- Guri i Muzhaqit Location within Albania

Highest point
- Elevation: 1,662 m (5,453 ft)
- Prominence: 210 m (690 ft)
- Isolation: 6.4 km (4.0 mi)
- Coordinates: 41°18′57″N 20°14′12″E﻿ / ﻿41.31584°N 20.236697°E

Geography
- Country: Albania
- Region: Central Mountain Region
- Municipality: Bulqizë
- Parent range: Çermenikë

Geology
- Rock age: Mesozoic
- Mountain type: mountain
- Rock type(s): limestone, flysch

= Guri i Muzhaqit =

Mountain in Albania

Guri i Muzhaqit is a mountain located in the Çermenikë highlands, in Bulqizë municipality, eastern Albania. It rises to an elevation of 1662 m above sea level.

==Geology==
Guri i Muzhaqit forms part of the mountainous landscape of Çermenikë and lies within the upper catchment of the Rrapun river. To the northwest, it connects geomorphologically with the Martanesh Highlands. The mountain ridge is gently undulating and marked by numerous karst landforms.

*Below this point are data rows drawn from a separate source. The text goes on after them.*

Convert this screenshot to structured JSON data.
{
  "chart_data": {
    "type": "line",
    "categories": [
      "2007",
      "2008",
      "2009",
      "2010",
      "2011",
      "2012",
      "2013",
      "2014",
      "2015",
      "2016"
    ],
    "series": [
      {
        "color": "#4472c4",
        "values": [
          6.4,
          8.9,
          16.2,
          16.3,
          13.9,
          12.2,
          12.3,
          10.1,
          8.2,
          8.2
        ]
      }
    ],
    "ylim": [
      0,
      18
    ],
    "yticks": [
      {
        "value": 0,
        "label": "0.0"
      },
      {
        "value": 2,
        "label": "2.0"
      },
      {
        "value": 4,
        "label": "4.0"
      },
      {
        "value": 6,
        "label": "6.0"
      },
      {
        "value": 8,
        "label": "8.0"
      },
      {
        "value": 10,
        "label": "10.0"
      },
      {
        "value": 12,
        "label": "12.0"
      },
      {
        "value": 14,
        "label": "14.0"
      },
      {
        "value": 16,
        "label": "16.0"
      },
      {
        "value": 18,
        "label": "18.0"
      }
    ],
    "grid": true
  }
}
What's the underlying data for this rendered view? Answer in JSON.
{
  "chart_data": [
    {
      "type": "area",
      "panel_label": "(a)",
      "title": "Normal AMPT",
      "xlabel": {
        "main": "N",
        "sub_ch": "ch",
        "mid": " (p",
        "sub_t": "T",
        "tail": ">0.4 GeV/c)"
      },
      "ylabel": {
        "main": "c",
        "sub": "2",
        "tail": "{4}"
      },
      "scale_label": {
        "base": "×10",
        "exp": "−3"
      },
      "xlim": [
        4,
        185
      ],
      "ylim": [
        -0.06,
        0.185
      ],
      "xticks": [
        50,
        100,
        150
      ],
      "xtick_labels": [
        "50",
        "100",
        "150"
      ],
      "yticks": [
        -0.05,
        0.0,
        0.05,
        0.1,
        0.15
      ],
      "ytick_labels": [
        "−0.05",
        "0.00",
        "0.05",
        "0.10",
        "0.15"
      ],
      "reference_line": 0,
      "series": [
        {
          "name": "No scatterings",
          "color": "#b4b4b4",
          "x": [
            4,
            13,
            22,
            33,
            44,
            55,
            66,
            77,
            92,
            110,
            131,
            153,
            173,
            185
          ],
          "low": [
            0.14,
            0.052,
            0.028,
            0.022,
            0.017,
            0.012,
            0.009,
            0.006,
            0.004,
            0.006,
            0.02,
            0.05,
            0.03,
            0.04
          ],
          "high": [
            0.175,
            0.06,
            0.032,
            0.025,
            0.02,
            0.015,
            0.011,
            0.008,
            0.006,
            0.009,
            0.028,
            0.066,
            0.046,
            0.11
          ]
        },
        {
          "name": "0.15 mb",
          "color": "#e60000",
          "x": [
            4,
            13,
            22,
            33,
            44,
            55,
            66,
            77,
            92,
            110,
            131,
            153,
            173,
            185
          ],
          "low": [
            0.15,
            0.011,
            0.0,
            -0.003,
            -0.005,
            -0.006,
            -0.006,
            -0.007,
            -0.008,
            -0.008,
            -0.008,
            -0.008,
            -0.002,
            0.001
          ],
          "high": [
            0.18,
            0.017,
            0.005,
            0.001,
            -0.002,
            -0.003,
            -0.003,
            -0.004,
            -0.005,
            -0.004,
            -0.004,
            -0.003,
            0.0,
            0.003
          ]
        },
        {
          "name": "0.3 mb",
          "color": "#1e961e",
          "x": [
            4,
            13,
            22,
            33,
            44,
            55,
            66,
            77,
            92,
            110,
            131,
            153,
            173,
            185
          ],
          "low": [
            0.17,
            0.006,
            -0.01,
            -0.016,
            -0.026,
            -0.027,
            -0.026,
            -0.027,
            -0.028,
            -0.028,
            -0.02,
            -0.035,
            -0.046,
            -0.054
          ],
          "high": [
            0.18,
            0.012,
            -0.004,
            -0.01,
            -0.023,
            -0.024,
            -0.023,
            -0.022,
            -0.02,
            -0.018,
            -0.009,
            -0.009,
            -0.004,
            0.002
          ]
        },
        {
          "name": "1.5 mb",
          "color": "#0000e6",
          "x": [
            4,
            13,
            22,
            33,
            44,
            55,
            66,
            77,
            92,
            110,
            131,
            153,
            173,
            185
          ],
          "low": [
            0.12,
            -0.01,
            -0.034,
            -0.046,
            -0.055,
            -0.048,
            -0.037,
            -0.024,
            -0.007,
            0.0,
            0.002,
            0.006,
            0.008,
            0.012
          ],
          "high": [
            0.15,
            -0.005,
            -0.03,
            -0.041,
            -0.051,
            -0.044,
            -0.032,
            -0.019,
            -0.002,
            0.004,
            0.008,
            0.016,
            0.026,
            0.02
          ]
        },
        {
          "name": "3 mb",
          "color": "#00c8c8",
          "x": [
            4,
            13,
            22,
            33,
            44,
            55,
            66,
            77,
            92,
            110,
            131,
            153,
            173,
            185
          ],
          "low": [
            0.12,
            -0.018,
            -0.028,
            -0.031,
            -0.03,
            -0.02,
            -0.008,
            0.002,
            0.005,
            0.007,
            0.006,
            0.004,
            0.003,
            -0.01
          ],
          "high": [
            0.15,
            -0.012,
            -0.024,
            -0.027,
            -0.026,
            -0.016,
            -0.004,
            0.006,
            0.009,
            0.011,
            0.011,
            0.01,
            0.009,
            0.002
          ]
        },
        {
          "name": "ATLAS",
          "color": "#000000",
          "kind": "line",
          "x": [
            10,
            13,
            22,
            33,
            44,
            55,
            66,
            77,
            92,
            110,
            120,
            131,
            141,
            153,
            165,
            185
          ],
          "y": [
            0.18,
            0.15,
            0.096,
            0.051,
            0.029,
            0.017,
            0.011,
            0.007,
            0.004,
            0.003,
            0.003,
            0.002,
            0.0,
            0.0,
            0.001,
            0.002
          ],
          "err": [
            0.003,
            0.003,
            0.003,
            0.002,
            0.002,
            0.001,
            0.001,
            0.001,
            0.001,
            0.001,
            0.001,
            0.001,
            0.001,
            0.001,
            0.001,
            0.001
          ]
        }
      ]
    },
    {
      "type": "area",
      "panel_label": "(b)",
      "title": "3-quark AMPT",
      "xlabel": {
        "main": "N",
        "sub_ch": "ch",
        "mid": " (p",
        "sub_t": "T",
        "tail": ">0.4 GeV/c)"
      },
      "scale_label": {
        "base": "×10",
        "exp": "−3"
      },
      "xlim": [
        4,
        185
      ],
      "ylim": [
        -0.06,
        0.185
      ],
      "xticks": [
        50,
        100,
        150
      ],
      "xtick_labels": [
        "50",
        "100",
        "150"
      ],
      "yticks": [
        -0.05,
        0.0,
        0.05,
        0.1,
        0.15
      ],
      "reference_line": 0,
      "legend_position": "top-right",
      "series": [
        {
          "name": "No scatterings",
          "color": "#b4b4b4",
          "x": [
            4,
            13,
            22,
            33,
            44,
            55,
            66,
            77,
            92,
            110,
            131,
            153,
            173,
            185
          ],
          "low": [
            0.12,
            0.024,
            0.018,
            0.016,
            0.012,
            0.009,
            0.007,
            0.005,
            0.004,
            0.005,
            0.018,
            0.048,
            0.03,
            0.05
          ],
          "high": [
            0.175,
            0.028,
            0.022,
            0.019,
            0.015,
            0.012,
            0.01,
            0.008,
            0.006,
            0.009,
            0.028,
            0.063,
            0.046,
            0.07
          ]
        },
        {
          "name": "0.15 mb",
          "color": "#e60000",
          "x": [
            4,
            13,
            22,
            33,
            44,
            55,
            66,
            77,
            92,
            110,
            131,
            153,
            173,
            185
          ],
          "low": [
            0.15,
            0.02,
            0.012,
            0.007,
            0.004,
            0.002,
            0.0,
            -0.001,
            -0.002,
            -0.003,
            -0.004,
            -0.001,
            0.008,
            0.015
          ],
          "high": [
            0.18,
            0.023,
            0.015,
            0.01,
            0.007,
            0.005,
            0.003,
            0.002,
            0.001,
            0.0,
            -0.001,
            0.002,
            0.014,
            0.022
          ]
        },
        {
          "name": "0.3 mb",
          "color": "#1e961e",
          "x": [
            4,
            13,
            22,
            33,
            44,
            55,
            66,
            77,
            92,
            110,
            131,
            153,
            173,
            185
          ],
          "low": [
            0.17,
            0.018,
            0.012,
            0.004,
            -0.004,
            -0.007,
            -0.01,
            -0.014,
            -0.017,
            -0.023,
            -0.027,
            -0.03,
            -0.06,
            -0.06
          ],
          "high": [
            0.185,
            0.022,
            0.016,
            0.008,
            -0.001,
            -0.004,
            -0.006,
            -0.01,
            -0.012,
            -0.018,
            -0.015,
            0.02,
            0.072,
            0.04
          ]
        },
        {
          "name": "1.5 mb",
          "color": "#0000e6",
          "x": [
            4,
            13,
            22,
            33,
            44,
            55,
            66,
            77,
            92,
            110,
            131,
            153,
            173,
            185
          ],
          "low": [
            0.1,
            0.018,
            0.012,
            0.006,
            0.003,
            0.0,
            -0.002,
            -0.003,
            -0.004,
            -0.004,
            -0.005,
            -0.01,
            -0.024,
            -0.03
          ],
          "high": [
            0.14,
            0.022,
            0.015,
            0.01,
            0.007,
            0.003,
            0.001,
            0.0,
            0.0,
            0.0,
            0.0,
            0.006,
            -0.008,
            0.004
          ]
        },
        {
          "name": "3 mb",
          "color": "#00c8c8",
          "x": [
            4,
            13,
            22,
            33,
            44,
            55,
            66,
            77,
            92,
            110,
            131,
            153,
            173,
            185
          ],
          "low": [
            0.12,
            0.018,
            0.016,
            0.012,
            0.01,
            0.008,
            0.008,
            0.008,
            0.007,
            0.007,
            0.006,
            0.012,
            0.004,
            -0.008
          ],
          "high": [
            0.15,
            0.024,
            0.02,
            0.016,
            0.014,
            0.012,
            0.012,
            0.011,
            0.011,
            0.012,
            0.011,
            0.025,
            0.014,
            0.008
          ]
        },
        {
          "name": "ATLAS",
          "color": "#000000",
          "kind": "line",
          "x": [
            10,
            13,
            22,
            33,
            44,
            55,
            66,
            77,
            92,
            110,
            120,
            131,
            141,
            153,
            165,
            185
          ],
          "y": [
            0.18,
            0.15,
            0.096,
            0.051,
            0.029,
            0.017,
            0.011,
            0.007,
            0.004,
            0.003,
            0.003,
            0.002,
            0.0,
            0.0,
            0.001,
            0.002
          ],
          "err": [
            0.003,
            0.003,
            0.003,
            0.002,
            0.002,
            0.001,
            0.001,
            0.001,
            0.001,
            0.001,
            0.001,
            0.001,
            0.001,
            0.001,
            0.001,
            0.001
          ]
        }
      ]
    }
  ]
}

The slopes are predominantly steep, giving the massif a rugged appearance. Numerous springs emerge around it, providing an important source of water for the Rrapun river and its tributaries.

The mountain is composed mainly of Mesozoic limestone, which rests upon underlying flysch formations. Karst processes have strongly influenced its relief, resulting in surface features such as fissures, sinkholes and uneven rocky terrain.

==Biodiversity==
Guri i Muzhaqit is largely covered by beech forest (Fagus sylvatica), characteristic of the montane vegetation zone in eastern Albania.